Information Security Officer (ISO)
Posted on Jun 22, 2022 by Request Technology - Robyn Honquest
Information Security Officer ISO
LOCATION: EAST CHICAGO, IN/MUNSTER, IN (Hybrid)
Looking for a candidate who will manage over cybersecurity engineering, infrastructure, access control, identity management, SOC, Intrusion detection prevention, Firewalls, networks, cloud computing. 10 direct reports and 10 consultants this person will manage and strategize
The Information Security Officer (ISO) monitors the organization's IT systems to look for threats to security and establishes protocols for identifying and neutralizing threats. The ISO will be an integral part of the Information Technology organization reporting directly to the CIO to help improve and communicate the maturity levels of information security, the state of cybersecurity and IT risk practices across the healthcare system.
- Leads the Information Security team that is responsible for development and implementation of the security architecture including all hardware, software, and professional services engagements to ensure the IT and network infrastructure is designed with best security practices in mind.
- Oversees the day-to-day activities of assigned staff including general functions of supervision, staffing, scheduling, orientation and training, continuing education, workflow assignments.
- Acts proactively to eliminate threat by ensuring that proper controls and technologies are in place, such as intrusion detection, prevention systems, Firewalls and other Security technologies.
- Owns and manages the Incident Response Plan and the DR plan to ensure the availability of computer resources across the organization to eliminate or minimize business disruption. Maintains incident response playbooks.

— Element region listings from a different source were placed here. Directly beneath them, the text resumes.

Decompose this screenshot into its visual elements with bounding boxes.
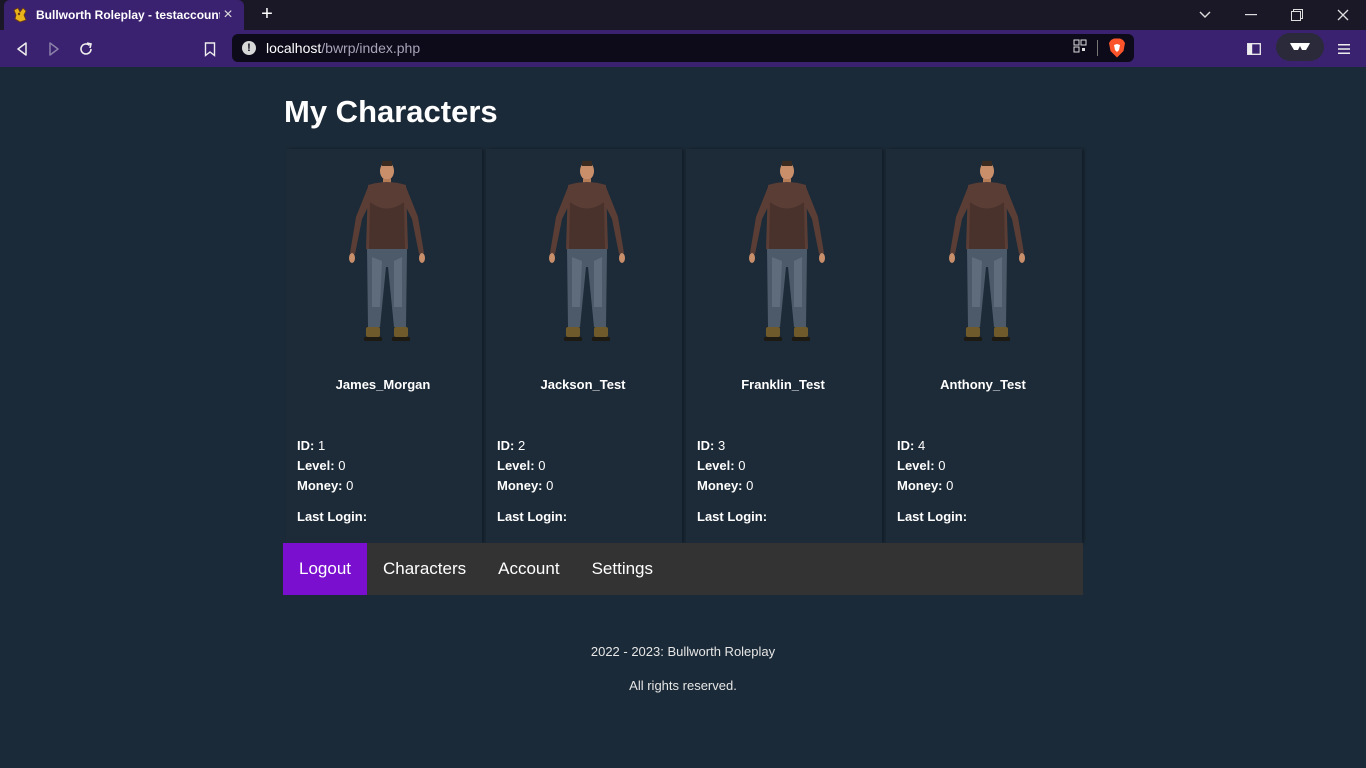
site-info-icon[interactable]: ! (242, 41, 256, 55)
character-level: 0 (938, 458, 946, 473)
last-login: Last Login: (897, 509, 967, 524)
page-title: My Characters (284, 94, 498, 129)
browser-tab-strip: Bullworth Roleplay - testaccount × + (0, 0, 1366, 30)
sidebar-toggle-icon[interactable] (1241, 36, 1267, 62)
last-login-label: Last Login: (697, 509, 768, 524)
footer: 2022 - 2023: Bullworth Roleplay All righ… (0, 643, 1366, 711)
character-money: 0 (746, 478, 754, 493)
character-model-image (749, 161, 825, 341)
bottom-navbar: Logout Characters Account Settings (283, 543, 1083, 595)
character-model-image (549, 161, 625, 341)
level-label: Level: (697, 458, 735, 473)
character-id: 2 (517, 438, 526, 453)
character-card[interactable]: Anthony_Test ID: 4 Level: 0 Money: 0 Las… (886, 149, 1082, 543)
forward-icon[interactable] (41, 36, 67, 62)
nav-settings[interactable]: Settings (576, 543, 669, 595)
footer-rights: All rights reserved. (629, 678, 737, 693)
menu-icon[interactable] (1331, 36, 1357, 62)
id-label: ID: (497, 438, 515, 453)
nav-characters[interactable]: Characters (367, 543, 482, 595)
back-icon[interactable] (9, 36, 35, 62)
character-model-image (349, 161, 425, 341)
id-label: ID: (697, 438, 715, 453)
address-bar-actions (1073, 38, 1126, 58)
level-label: Level: (897, 458, 935, 473)
money-label: Money: (897, 478, 943, 493)
last-login: Last Login: (297, 509, 367, 524)
footer-copyright: 2022 - 2023: Bullworth Roleplay (590, 644, 776, 659)
character-stats: ID: 3 Level: 0 Money: 0 (697, 436, 753, 496)
id-label: ID: (297, 438, 315, 453)
last-login-label: Last Login: (497, 509, 568, 524)
last-login: Last Login: (697, 509, 767, 524)
new-tab-icon[interactable]: + (256, 4, 278, 26)
tab-title: Bullworth Roleplay - testaccount (36, 8, 220, 22)
character-id: 4 (917, 438, 926, 453)
close-window-icon[interactable] (1320, 0, 1366, 30)
character-name[interactable]: Jackson_Test (486, 377, 680, 392)
bookmark-icon[interactable] (197, 36, 223, 62)
id-label: ID: (897, 438, 915, 453)
character-card[interactable]: James_Morgan ID: 1 Level: 0 Money: 0 Las… (286, 149, 482, 543)
last-login-label: Last Login: (297, 509, 368, 524)
character-model-image (949, 161, 1025, 341)
url-path: /bwrp/index.php (321, 40, 421, 56)
nav-account[interactable]: Account (482, 543, 575, 595)
character-level: 0 (738, 458, 746, 473)
brave-shields-icon[interactable] (1108, 38, 1126, 58)
character-name[interactable]: Anthony_Test (886, 377, 1080, 392)
money-label: Money: (497, 478, 543, 493)
money-label: Money: (697, 478, 743, 493)
address-bar[interactable]: ! localhost/bwrp/index.php (232, 34, 1134, 62)
address-bar-divider (1097, 40, 1098, 56)
level-label: Level: (297, 458, 335, 473)
character-id: 3 (717, 438, 726, 453)
tab-close-icon[interactable]: × (220, 7, 236, 23)
nav-logout[interactable]: Logout (283, 543, 367, 595)
bullworth-favicon-icon (12, 7, 28, 23)
reload-icon[interactable] (73, 36, 99, 62)
character-id: 1 (317, 438, 326, 453)
character-money: 0 (546, 478, 554, 493)
minimize-icon[interactable] (1228, 0, 1274, 30)
private-sunglasses-icon[interactable] (1276, 33, 1324, 61)
browser-tab[interactable]: Bullworth Roleplay - testaccount × (4, 0, 244, 30)
character-stats: ID: 2 Level: 0 Money: 0 (497, 436, 553, 496)
restore-icon[interactable] (1274, 0, 1320, 30)
character-stats: ID: 4 Level: 0 Money: 0 (897, 436, 953, 496)
character-name[interactable]: James_Morgan (286, 377, 480, 392)
character-card[interactable]: Jackson_Test ID: 2 Level: 0 Money: 0 Las… (486, 149, 682, 543)
last-login-label: Last Login: (897, 509, 968, 524)
character-stats: ID: 1 Level: 0 Money: 0 (297, 436, 353, 496)
character-money: 0 (346, 478, 354, 493)
character-list: James_Morgan ID: 1 Level: 0 Money: 0 Las… (286, 149, 1083, 543)
last-login: Last Login: (497, 509, 567, 524)
character-name[interactable]: Franklin_Test (686, 377, 880, 392)
character-level: 0 (538, 458, 546, 473)
money-label: Money: (297, 478, 343, 493)
url-host: localhost (266, 40, 322, 56)
character-level: 0 (338, 458, 346, 473)
character-card[interactable]: Franklin_Test ID: 3 Level: 0 Money: 0 La… (686, 149, 882, 543)
browser-toolbar: ! localhost/bwrp/index.php (0, 30, 1366, 67)
character-money: 0 (946, 478, 954, 493)
level-label: Level: (497, 458, 535, 473)
tab-search-chevron-icon[interactable] (1182, 0, 1228, 30)
qr-code-icon[interactable] (1073, 39, 1087, 58)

Prepares and coordinates security incident response training exercises and participates in crisis response training.
- Knowledge of laws and regulations including but not limited to: Health Insurance Portability Accountability Act (HIPAA), Payment Card Industry Data Security Standard (PCI DSS), and Sarbanes-Oxley (SOX).

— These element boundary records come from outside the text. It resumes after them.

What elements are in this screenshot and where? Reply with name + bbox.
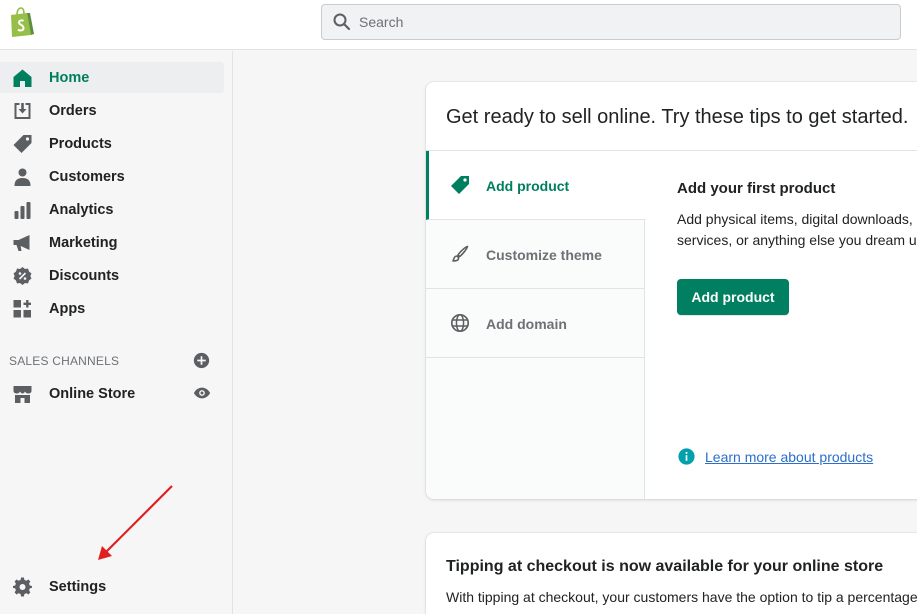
person-icon — [14, 168, 31, 186]
orders-icon — [14, 103, 31, 119]
sidebar-item-online-store[interactable]: Online Store — [0, 378, 224, 409]
panel-title: Add your first product — [677, 180, 836, 197]
sidebar-item-products[interactable]: Products — [0, 128, 224, 159]
globe-icon — [450, 313, 470, 333]
sidebar-item-label: Customers — [49, 168, 125, 185]
search-bar[interactable] — [321, 4, 901, 40]
store-icon — [13, 386, 32, 403]
apps-icon — [13, 300, 31, 318]
sidebar-item-label: Discounts — [49, 267, 120, 284]
tab-add-domain[interactable]: Add domain — [426, 289, 645, 358]
card-title: Get ready to sell online. Try these tips… — [446, 106, 909, 128]
tab-customize-theme[interactable]: Customize theme — [426, 220, 645, 289]
sidebar-item-settings[interactable]: Settings — [0, 571, 224, 602]
sidebar-item-apps[interactable]: Apps — [0, 293, 224, 324]
sidebar-item-label: Marketing — [49, 234, 118, 251]
add-product-button[interactable]: Add product — [677, 279, 789, 315]
tab-label: Add domain — [486, 316, 567, 332]
sidebar-item-orders[interactable]: Orders — [0, 95, 224, 126]
eye-icon[interactable] — [193, 386, 211, 400]
sidebar-item-customers[interactable]: Customers — [0, 161, 224, 192]
sidebar-item-label: Settings — [49, 578, 107, 595]
sidebar-item-label: Orders — [49, 102, 97, 119]
tag-icon — [13, 135, 32, 153]
card-description: With tipping at checkout, your customers… — [446, 589, 917, 605]
panel-description: Add physical items, digital downloads, s… — [677, 211, 917, 248]
setup-tabs: Add product Customize theme Add domain — [426, 151, 646, 499]
sidebar-item-label: Online Store — [49, 385, 136, 402]
annotation-arrow — [98, 485, 173, 560]
shopify-bag-icon[interactable] — [8, 7, 34, 37]
home-icon — [13, 69, 32, 87]
sidebar-item-label: Analytics — [49, 201, 114, 218]
discount-icon — [13, 267, 32, 285]
card-title: Tipping at checkout is now available for… — [446, 558, 884, 575]
tab-label: Add product — [486, 178, 570, 194]
add-circle-icon[interactable] — [193, 352, 210, 369]
sidebar-item-label: Products — [49, 135, 112, 152]
megaphone-icon — [13, 235, 30, 251]
sidebar-item-discounts[interactable]: Discounts — [0, 260, 224, 291]
sidebar-item-label: Home — [49, 69, 90, 86]
learn-more-products-link[interactable]: Learn more about products — [705, 449, 873, 465]
setup-guide-card: Get ready to sell online. Try these tips… — [426, 82, 917, 499]
sidebar-item-marketing[interactable]: Marketing — [0, 227, 224, 258]
sales-channels-heading: SALES CHANNELS — [9, 354, 120, 368]
search-icon — [333, 13, 351, 31]
search-input[interactable] — [359, 14, 859, 30]
sidebar-item-analytics[interactable]: Analytics — [0, 194, 224, 225]
bar-chart-icon — [14, 202, 31, 219]
sidebar-item-label: Apps — [49, 300, 86, 317]
top-bar — [0, 0, 917, 50]
info-icon — [678, 448, 695, 465]
tipping-card: Tipping at checkout is now available for… — [426, 533, 917, 614]
sidebar-item-home[interactable]: Home — [0, 62, 224, 93]
gear-icon — [12, 577, 32, 597]
tag-icon — [451, 176, 469, 194]
tab-label: Customize theme — [486, 247, 602, 263]
brush-icon — [452, 245, 469, 262]
tab-add-product[interactable]: Add product — [426, 151, 646, 220]
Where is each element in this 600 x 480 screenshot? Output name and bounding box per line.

- Expert knowledge of common information security management frameworks, such as ISO/IEC 27001, ITIL, SANS,
- Bachelor's degree
- Security certifications: CISSP, CISA, CISM and/or CRISC preferred or commitment to obtain within one year of hire.
- Minimum of 5-8 years of progressive experience in information security and privacy.
- 3-5 years supervisory/management experience required.
- Experience in the implementation and management of an organization's cybersecurity program.
- Experience with Cloud computing/Elastic computing across virtualized environments.
- Extensive experience developing Security Architecture technology frameworks.
- Experience with Mobile and remote device management tools.
- Extensive experience in implementing security technology stacks for Networks, Client Server environments, NG Firewalls, IPS systems, Identity management systems, and DATA security among others.
- Strong communication skills, writing skills and executive presence are critical component of this role.
- Experience in identifying and tracking cybersecurity metrics to identify key risk indicators and mitigation plan.